Back in his hometown, Lee is constantly reminded of the tragic circumstances that led to him leaving. C.J. Wilson is terrific as a longtime family friend who welcomes Lee back without judgment. Tate Donovan is note-perfect in a small role as Patrick’s hockey coach. Gretchen Mol is outstanding as Patrick’s mother.

Lee’s plan is to take care of the arrangements for Joe, make sure Patrick is OK and hightail it back to Boston and his empty, numbed-down life as quickly as possible. But complications ensue, and Lee can’t leave, at least for a while. He butts heads with Patrick (the fights usually subside because Patrick doesn’t have his license yet and he needs to Lee to drive him to school and to band practice at his girlfriend’s house), he tries to find temporary work to make ends meet — and he sees his ex-wife for the first time in many years.

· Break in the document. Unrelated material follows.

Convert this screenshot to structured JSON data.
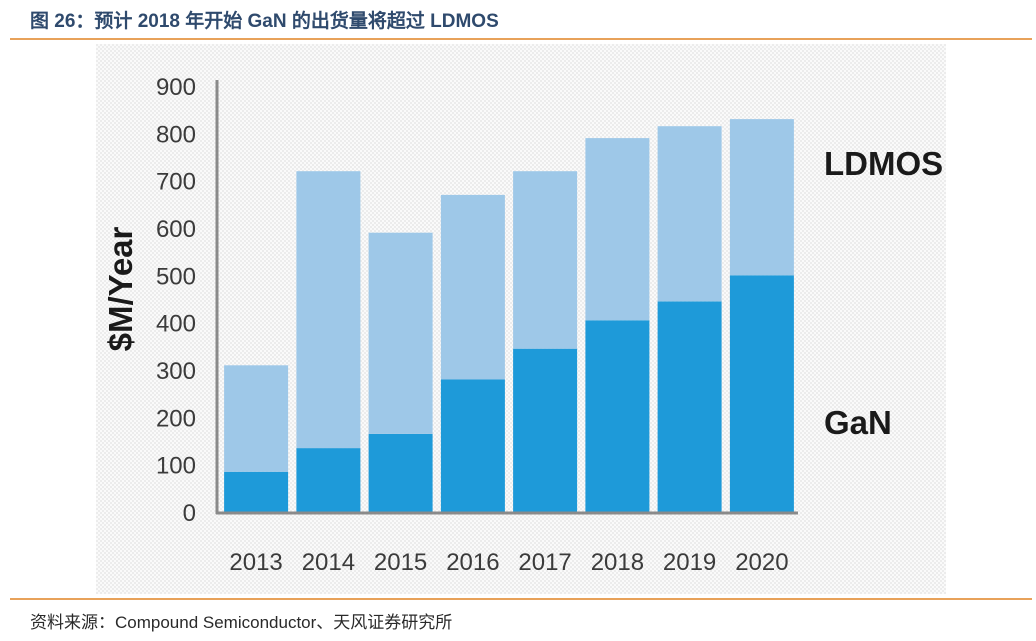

In the most devastatingly effective scene in any film of 2016, Randi and Lee bump into each other on the street, and Randi asks for a minute of his time — and before it’s over, you’ll have to remind yourself to breathe again. It’s maybe the best work Michelle Williams has ever done.

On one level, “Manchester by the Sea” is a small movie, in that it’s about a handful of people living out their lives in their little corner of the world. With the exception of Lee, who took off for the big city not to chase dreams but to escape a nightmare, just about everyone else in this story won’t ever leave the town they were born in and will just try to do the best they can to find love, to have a family, to earn a living. Nobody here is trying to change the world or touch greatness.

But there’s also something Shakespearean about the scope of the story, and the universal emotions touched upon.

“Manchester by the Sea” is the best movie I’ve seen this year.

★★★★

Amazon Studios and Roadside Attractions present a film written and directed by Kenneth Lonergan. Rated R (for language throughout and some sexual content). Running time: 137 minutes. Opens Friday at local theaters.